Le era mai capitato di assistere ad un gesto come questo durante il suo mandato da Sindaco? E invece in Parlamento?

«No, nei dieci anni della mia sindacatura non ci sono stati in ambito istituzionale comportamenti anticostituzionali come questo. Certo sul piano sociale problemi e tensioni non sono mancati. Ricordo che nel periodo della Giunta Floriani ci fu un episodio gravissimo con una bambola esplosiva “regalata” ad una bambina rom. Mentre, nella mia esperienza parlamentare ho visto molti comportamenti non regolamentari, e anche poco rispettosi della funzione istituzionale, ma mai atteggiamenti di offensivi o di disprezzo verso le vittime del nazifascismo».

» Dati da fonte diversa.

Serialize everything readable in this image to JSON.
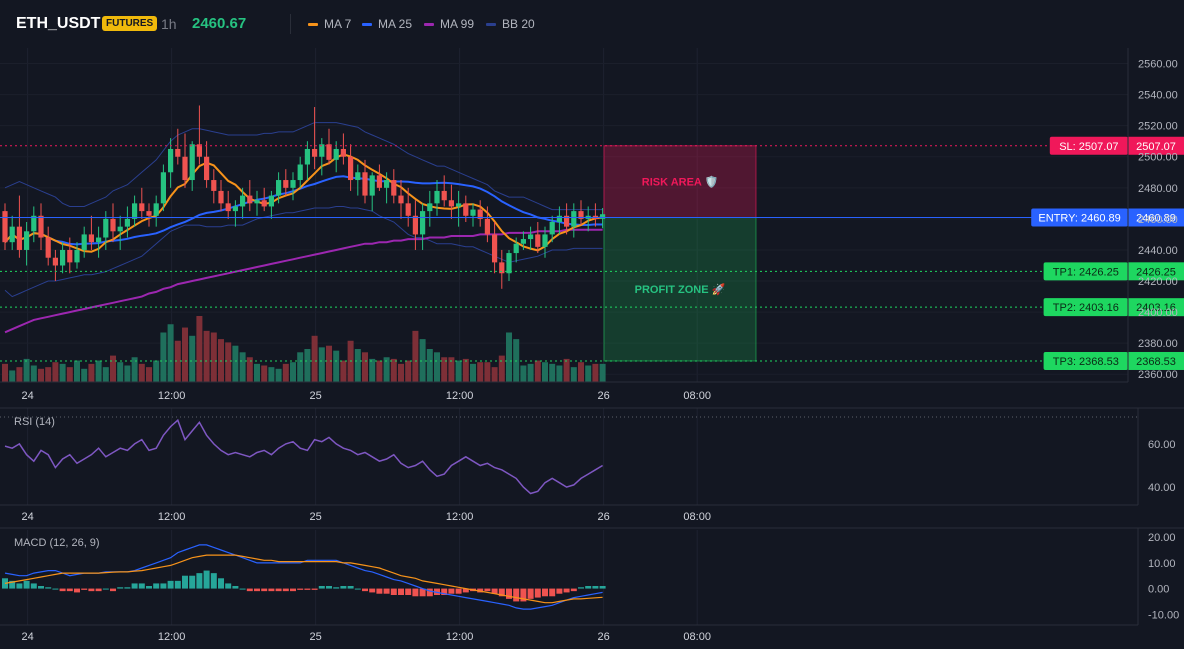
{
  "header": {
    "symbol": "ETH_USDT",
    "badge": "FUTURES",
    "timeframe": "1h",
    "last_price": "2460.67",
    "indicators": [
      {
        "label": "MA 7",
        "color": "#f7931a"
      },
      {
        "label": "MA 25",
        "color": "#2962ff"
      },
      {
        "label": "MA 99",
        "color": "#9c27b0"
      },
      {
        "label": "BB 20",
        "color": "#2a3f8f"
      }
    ]
  },
  "colors": {
    "up": "#26c281",
    "down": "#ef5350",
    "sl": "#f0185a",
    "tp": "#1ed760",
    "entry": "#2962ff",
    "rsi": "#7e57c2",
    "macd": "#2962ff",
    "signal": "#f7931a"
  },
  "chart_data": [
    {
      "type": "candlestick",
      "title": "",
      "ylim": [
        2355,
        2570
      ],
      "y_ticks": [
        "2560.00",
        "2540.00",
        "2520.00",
        "2500.00",
        "2480.00",
        "2460.00",
        "2440.00",
        "2420.00",
        "2400.00",
        "2380.00",
        "2360.00"
      ],
      "x_ticks": [
        {
          "i": 3,
          "label": "24"
        },
        {
          "i": 23,
          "label": "12:00"
        },
        {
          "i": 43,
          "label": "25"
        },
        {
          "i": 63,
          "label": "12:00"
        },
        {
          "i": 83,
          "label": "26"
        },
        {
          "i": 96,
          "label": "08:00"
        }
      ],
      "ohlc": [
        [
          2465,
          2470,
          2440,
          2445
        ],
        [
          2445,
          2462,
          2440,
          2455
        ],
        [
          2455,
          2475,
          2435,
          2440
        ],
        [
          2440,
          2458,
          2430,
          2452
        ],
        [
          2452,
          2468,
          2445,
          2462
        ],
        [
          2462,
          2470,
          2440,
          2448
        ],
        [
          2448,
          2455,
          2430,
          2435
        ],
        [
          2435,
          2440,
          2420,
          2430
        ],
        [
          2430,
          2445,
          2425,
          2440
        ],
        [
          2440,
          2448,
          2425,
          2432
        ],
        [
          2432,
          2445,
          2428,
          2440
        ],
        [
          2440,
          2455,
          2435,
          2450
        ],
        [
          2450,
          2462,
          2440,
          2445
        ],
        [
          2445,
          2455,
          2435,
          2448
        ],
        [
          2448,
          2465,
          2440,
          2460
        ],
        [
          2460,
          2470,
          2445,
          2452
        ],
        [
          2452,
          2462,
          2440,
          2455
        ],
        [
          2455,
          2468,
          2448,
          2460
        ],
        [
          2460,
          2475,
          2455,
          2470
        ],
        [
          2470,
          2480,
          2460,
          2465
        ],
        [
          2465,
          2470,
          2455,
          2462
        ],
        [
          2462,
          2475,
          2455,
          2470
        ],
        [
          2470,
          2495,
          2465,
          2490
        ],
        [
          2490,
          2512,
          2480,
          2505
        ],
        [
          2505,
          2518,
          2495,
          2500
        ],
        [
          2500,
          2515,
          2480,
          2485
        ],
        [
          2485,
          2510,
          2478,
          2508
        ],
        [
          2508,
          2533,
          2495,
          2500
        ],
        [
          2500,
          2510,
          2480,
          2485
        ],
        [
          2485,
          2492,
          2470,
          2478
        ],
        [
          2478,
          2485,
          2465,
          2470
        ],
        [
          2470,
          2478,
          2460,
          2465
        ],
        [
          2465,
          2472,
          2455,
          2468
        ],
        [
          2468,
          2480,
          2460,
          2475
        ],
        [
          2475,
          2485,
          2465,
          2470
        ],
        [
          2470,
          2478,
          2462,
          2472
        ],
        [
          2472,
          2480,
          2465,
          2468
        ],
        [
          2468,
          2478,
          2460,
          2475
        ],
        [
          2475,
          2490,
          2470,
          2485
        ],
        [
          2485,
          2492,
          2475,
          2480
        ],
        [
          2480,
          2490,
          2472,
          2485
        ],
        [
          2485,
          2500,
          2480,
          2495
        ],
        [
          2495,
          2510,
          2485,
          2505
        ],
        [
          2505,
          2532,
          2492,
          2500
        ],
        [
          2500,
          2512,
          2488,
          2508
        ],
        [
          2508,
          2518,
          2495,
          2498
        ],
        [
          2498,
          2510,
          2490,
          2505
        ],
        [
          2505,
          2515,
          2495,
          2500
        ],
        [
          2500,
          2508,
          2478,
          2485
        ],
        [
          2485,
          2495,
          2475,
          2490
        ],
        [
          2490,
          2498,
          2470,
          2475
        ],
        [
          2475,
          2490,
          2465,
          2488
        ],
        [
          2488,
          2495,
          2478,
          2480
        ],
        [
          2480,
          2490,
          2470,
          2485
        ],
        [
          2485,
          2492,
          2470,
          2475
        ],
        [
          2475,
          2485,
          2460,
          2470
        ],
        [
          2470,
          2480,
          2455,
          2462
        ],
        [
          2462,
          2472,
          2440,
          2450
        ],
        [
          2450,
          2470,
          2440,
          2465
        ],
        [
          2465,
          2478,
          2455,
          2470
        ],
        [
          2470,
          2485,
          2462,
          2478
        ],
        [
          2478,
          2488,
          2468,
          2472
        ],
        [
          2472,
          2482,
          2460,
          2468
        ],
        [
          2468,
          2478,
          2455,
          2470
        ],
        [
          2470,
          2475,
          2458,
          2462
        ],
        [
          2462,
          2470,
          2455,
          2466
        ],
        [
          2466,
          2472,
          2455,
          2460
        ],
        [
          2460,
          2468,
          2445,
          2450
        ],
        [
          2450,
          2458,
          2425,
          2432
        ],
        [
          2432,
          2440,
          2415,
          2425
        ],
        [
          2425,
          2440,
          2420,
          2438
        ],
        [
          2438,
          2448,
          2432,
          2444
        ],
        [
          2444,
          2452,
          2440,
          2447
        ],
        [
          2447,
          2455,
          2440,
          2450
        ],
        [
          2450,
          2458,
          2438,
          2442
        ],
        [
          2442,
          2455,
          2435,
          2450
        ],
        [
          2450,
          2462,
          2445,
          2458
        ],
        [
          2458,
          2468,
          2450,
          2462
        ],
        [
          2462,
          2470,
          2450,
          2455
        ],
        [
          2455,
          2470,
          2448,
          2465
        ],
        [
          2465,
          2472,
          2456,
          2460
        ],
        [
          2460,
          2468,
          2452,
          2462
        ],
        [
          2462,
          2470,
          2455,
          2460
        ],
        [
          2460,
          2467,
          2454,
          2463
        ]
      ],
      "volume": [
        22,
        14,
        18,
        28,
        20,
        16,
        18,
        24,
        22,
        18,
        26,
        16,
        22,
        26,
        18,
        32,
        24,
        20,
        30,
        22,
        18,
        26,
        60,
        70,
        50,
        66,
        56,
        80,
        62,
        60,
        52,
        48,
        44,
        36,
        30,
        22,
        20,
        18,
        16,
        22,
        24,
        36,
        40,
        56,
        42,
        44,
        38,
        26,
        50,
        40,
        36,
        28,
        26,
        30,
        28,
        22,
        26,
        62,
        52,
        40,
        36,
        30,
        30,
        26,
        28,
        22,
        24,
        24,
        18,
        32,
        60,
        52,
        20,
        22,
        26,
        24,
        22,
        20,
        28,
        18,
        24,
        20,
        22,
        22
      ]
    },
    {
      "type": "line",
      "title": "RSI (14)",
      "ylim": [
        34,
        72
      ],
      "y_ticks": [
        "60.00",
        "40.00"
      ],
      "x_ticks": [
        "24",
        "12:00",
        "25",
        "12:00",
        "26",
        "08:00"
      ],
      "values": [
        59,
        58,
        60,
        55,
        52,
        57,
        55,
        49,
        53,
        55,
        51,
        53,
        55,
        58,
        54,
        56,
        58,
        57,
        60,
        62,
        57,
        58,
        64,
        68,
        71,
        62,
        66,
        70,
        64,
        60,
        57,
        55,
        56,
        55,
        54,
        56,
        57,
        55,
        58,
        60,
        61,
        58,
        57,
        62,
        61,
        63,
        60,
        58,
        57,
        55,
        56,
        54,
        52,
        53,
        55,
        51,
        49,
        50,
        52,
        48,
        45,
        46,
        50,
        52,
        54,
        52,
        50,
        51,
        49,
        48,
        46,
        44,
        40,
        37,
        38,
        42,
        44,
        42,
        40,
        41,
        44,
        46,
        48,
        50
      ]
    },
    {
      "type": "bar_line",
      "title": "MACD (12, 26, 9)",
      "ylim": [
        -13,
        22
      ],
      "y_ticks": [
        "20.00",
        "10.00",
        "0.00",
        "-10.00"
      ],
      "x_ticks": [
        "24",
        "12:00",
        "25",
        "12:00",
        "26",
        "08:00"
      ],
      "histogram": [
        4,
        3,
        2,
        3,
        2,
        1,
        0.5,
        0,
        -1,
        -1,
        -1.5,
        -0.5,
        -1,
        -1,
        0,
        -1,
        0.5,
        0.5,
        2,
        2,
        1,
        2,
        2,
        3,
        3,
        5,
        5,
        6,
        7,
        6,
        4,
        2,
        1,
        0,
        -1,
        -1,
        -1,
        -1,
        -1,
        -1,
        -1,
        -0.5,
        -0.5,
        -0.5,
        1,
        1,
        0.5,
        1,
        1,
        0,
        -1,
        -1.5,
        -2,
        -2,
        -2.5,
        -2.5,
        -2.5,
        -3,
        -3,
        -3,
        -2.5,
        -2.5,
        -2,
        -2,
        -1.5,
        -1,
        -1.5,
        -1,
        -2,
        -3,
        -4,
        -5,
        -5,
        -4,
        -3.5,
        -3,
        -3,
        -2,
        -1.5,
        -1,
        0.5,
        1,
        1,
        1
      ]
    }
  ],
  "macd_line": [
    6,
    5.5,
    5,
    5,
    6,
    6.5,
    7,
    7,
    6,
    5,
    5.5,
    6,
    6,
    6,
    6.5,
    6.5,
    6.5,
    6.5,
    7,
    8,
    9,
    10,
    11,
    12,
    14,
    15,
    16,
    17,
    17,
    16,
    15,
    14,
    13,
    12,
    11,
    10,
    10,
    10,
    10,
    10,
    10,
    10,
    11,
    11,
    11,
    11,
    11,
    10,
    9,
    8,
    7,
    6.5,
    5.5,
    4.5,
    3.5,
    3,
    2,
    1,
    0,
    -1,
    -1.5,
    -2,
    -2.5,
    -3,
    -3.5,
    -4,
    -4.5,
    -5,
    -5.5,
    -6,
    -6.5,
    -7.5,
    -8,
    -8,
    -7.5,
    -7,
    -6.5,
    -5.5,
    -4.5,
    -3.5,
    -3,
    -2.5,
    -2,
    -1.5
  ],
  "signal_line": [
    2,
    2.5,
    3,
    3.5,
    4,
    4.5,
    5,
    5.5,
    6,
    6,
    6,
    6,
    6,
    6,
    6.2,
    6.4,
    6.5,
    6.5,
    6.8,
    7,
    7.5,
    8,
    8.5,
    9,
    10,
    11,
    12,
    12.5,
    13,
    13,
    13,
    13,
    13,
    12.5,
    12,
    11.5,
    11,
    11,
    10.5,
    10.5,
    10.5,
    10.5,
    10.5,
    10.5,
    10.5,
    10.5,
    10.5,
    10,
    10,
    9.5,
    9,
    8.5,
    8,
    7,
    6,
    5,
    4.5,
    4,
    3,
    2.5,
    2,
    1.5,
    1,
    0.5,
    0,
    -0.5,
    -1,
    -1.5,
    -2,
    -2.5,
    -3,
    -3.5,
    -4,
    -4.5,
    -5,
    -5.5,
    -5.5,
    -5,
    -4.5,
    -4,
    -4,
    -3.8,
    -3.6,
    -3.4
  ],
  "ma99": [
    2387,
    2389,
    2391,
    2393,
    2395,
    2396,
    2397,
    2398,
    2399,
    2400,
    2401,
    2402,
    2403,
    2404,
    2405,
    2406,
    2407,
    2408,
    2409,
    2410,
    2412,
    2413,
    2415,
    2416,
    2418,
    2419,
    2420,
    2421,
    2422,
    2423,
    2424,
    2425,
    2426,
    2427,
    2428,
    2429,
    2430,
    2431,
    2432,
    2433,
    2434,
    2435,
    2436,
    2437,
    2438,
    2439,
    2440,
    2441,
    2442,
    2443,
    2444,
    2444,
    2445,
    2445,
    2446,
    2446,
    2447,
    2447,
    2447,
    2448,
    2448,
    2448,
    2449,
    2449,
    2449,
    2449,
    2450,
    2450,
    2450,
    2450,
    2451,
    2451,
    2451,
    2451,
    2452,
    2452,
    2452,
    2452,
    2453,
    2453,
    2453,
    2453,
    2453,
    2453
  ],
  "bb_upper": [
    2480,
    2482,
    2484,
    2482,
    2480,
    2478,
    2476,
    2474,
    2470,
    2468,
    2468,
    2468,
    2470,
    2472,
    2474,
    2478,
    2480,
    2482,
    2486,
    2490,
    2494,
    2498,
    2504,
    2510,
    2514,
    2516,
    2518,
    2518,
    2517,
    2516,
    2515,
    2514,
    2514,
    2514,
    2514,
    2514,
    2515,
    2515,
    2516,
    2516,
    2516,
    2518,
    2520,
    2522,
    2522,
    2522,
    2522,
    2521,
    2520,
    2519,
    2516,
    2514,
    2512,
    2510,
    2508,
    2505,
    2502,
    2500,
    2498,
    2496,
    2494,
    2494,
    2492,
    2490,
    2488,
    2486,
    2484,
    2482,
    2478,
    2476,
    2474,
    2474,
    2474,
    2472,
    2470,
    2468,
    2466,
    2466,
    2466,
    2466,
    2466,
    2466,
    2466,
    2466
  ],
  "bb_lower": [
    2414,
    2410,
    2412,
    2414,
    2416,
    2418,
    2420,
    2420,
    2421,
    2422,
    2423,
    2424,
    2424,
    2425,
    2426,
    2428,
    2430,
    2432,
    2434,
    2436,
    2440,
    2444,
    2448,
    2452,
    2454,
    2456,
    2456,
    2456,
    2455,
    2455,
    2455,
    2456,
    2456,
    2456,
    2458,
    2460,
    2461,
    2462,
    2463,
    2464,
    2464,
    2465,
    2466,
    2467,
    2467,
    2467,
    2468,
    2468,
    2467,
    2467,
    2466,
    2465,
    2462,
    2460,
    2458,
    2454,
    2450,
    2448,
    2448,
    2446,
    2444,
    2444,
    2444,
    2443,
    2442,
    2442,
    2440,
    2438,
    2436,
    2434,
    2432,
    2433,
    2434,
    2435,
    2436,
    2438,
    2440,
    2440,
    2440,
    2441,
    2441,
    2441,
    2441,
    2441
  ],
  "levels": [
    {
      "key": "sl",
      "label": "SL: 2507.07",
      "price_label": "2507.07",
      "value": 2507.07
    },
    {
      "key": "entry",
      "label": "ENTRY: 2460.89",
      "price_label": "2460.89",
      "value": 2460.89
    },
    {
      "key": "tp",
      "label": "TP1: 2426.25",
      "price_label": "2426.25",
      "value": 2426.25
    },
    {
      "key": "tp",
      "label": "TP2: 2403.16",
      "price_label": "2403.16",
      "value": 2403.16
    },
    {
      "key": "tp",
      "label": "TP3: 2368.53",
      "price_label": "2368.53",
      "value": 2368.53
    }
  ],
  "zones": {
    "risk_label": "RISK AREA 🛡️",
    "profit_label": "PROFIT ZONE 🚀",
    "risk_top": 2507.07,
    "risk_bottom": 2460.89,
    "profit_top": 2460.89,
    "profit_bottom": 2368.53
  }
}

Quanto il sovranismo è radicato in città?

«Certamente il cosiddetto sovranismo sta vivendo, anche a Pisa, una stagione di crescita, che raccoglie insieme situazioni di: malessere sociale, scontento e protesta. In un clima politico e sociale che si traduce in modo generico, con una domanda di cambiamento semplicistica. Alle passate elezioni comunali il centrosinistra pisano ha sbagliato presentandosi con una proposta di continuità e per questo i sovranisti hanno trovato una strada agevole. Ma non credo che la maggioranza dei pisani sia diventata di destra. Spetta, comunque, alle capacità della sinistra mettere in crisi questa Giunta, evidenziando la loro assoluta mancanza di una visione per il futuro della città».

E se il centro-sinistra perdesse la Regione?

«Sarebbe un guaio».

E’ preoccupato per l’ondata nazionalista?

«Quello che considero più pericoloso è l’aspetto regressivo sul piano culturale e civile che viene prodotto dalla loro propaganda sul tema dell’immigrazione. E inoltre, il processo di logoramento della democrazia rappresentativa che viene attuato da una parte con lo svuotamento del ruolo del Parlamento e dall’altra con la spinta verso soluzioni plebiscitarie alla Putin, che piacciono tanto a Salvini quanto a Di Maio. Per contrastarli la sinistra deve rendere visibili le proprie ragioni, tornando ad incidere nella vita concreta dei lavoratori, dei giovani, dei ceti più disagiati attraverso l’apporto di un miglioramento reale».

Tutte le volte che le è stato chiesto, con “spirito di partito”, lei si è messo a disposizione. Si metterebbe ancora in gioco?

«È vero, non mi sono mai tirato indietro. E non ho mai pensato in termini di candidatura personale. Ho avuto la fortuna di essere chiamato a impegni e responsabilità di un certo peso. Quindi, penso di aver già dato. Tuttavia, ciò non significa scappare di fronte alle sfide, a cominciare da quelle del nostro territorio».